Grace Chu: Although Lena Headey is a no-brainer, let’s not forget her co-star in Imagine Me and You, Piper Perabo. Before she played Rachel, she played Pauline in the Canadian film Lost and Delirious. Unfortunately and predictably, the film ends with tears, suicide and tragic lesbians.

Perabo, of course, made it up to us in Imagine Me and You, a lighthearted romantic comedy that ends with an elated kiss in a London traffic jam, proving once and for all that lesbian films don’t need to be tainted with mental instability, stalking, hours of humorless processing, crime or death.

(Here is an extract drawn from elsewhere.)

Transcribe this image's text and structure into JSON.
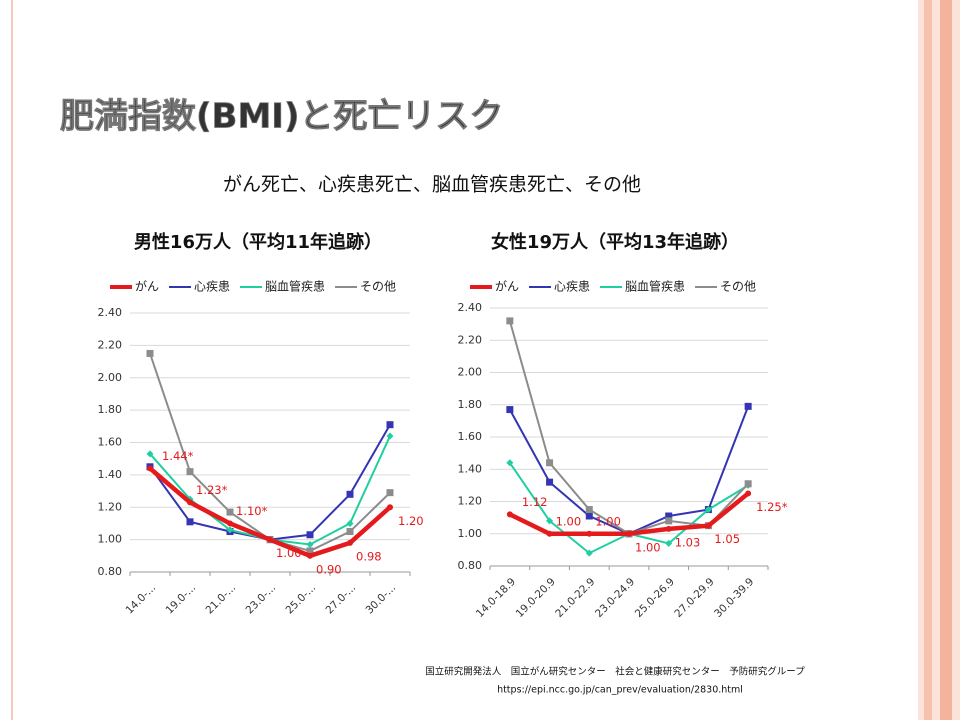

Heather Hogan: Long before Olivia Spencer entered my consciousness, Carly was buried alive in Salem by Vivian Alamain, in a coffin equipped with full audio so she could lie in the dark and listen to her family get on with their non-Carly business. And sometimes, late at night, Vivian herself would get on the horn and razz Carly about this and that, being trapped and suffocating, you know. That’s how I met Crystal Chappell. And no matter how many times I try to explain Otalia or Venice to my sister, she still defaults to Days of Our Lives.

Chappell is one of the best gay allies ever. She embraces her own sexual fluidity. She supports various same-sex marriage organizations. She speaks openly and articulately about the LGBT community and the need for equality. And if there’s one thing we’ve learned from GLAAD, it’s that knowing a gay character counts as knowing a gay person, and knowing a gay person changes things. Chappell played her half of Otalia with grace and good-humor (and smoldering gazes), and when Guiding Light was over, she took her chemistry with Jessica Leccia and created a whole new story. That level of commitment will probably never be matched by another straight actress playing a gay character.

Flailing in an underground casket is memorable — but not as memorable as making out with your super-hot female co-star. Crystal Chappell, I honor you for doing both with equal conviction.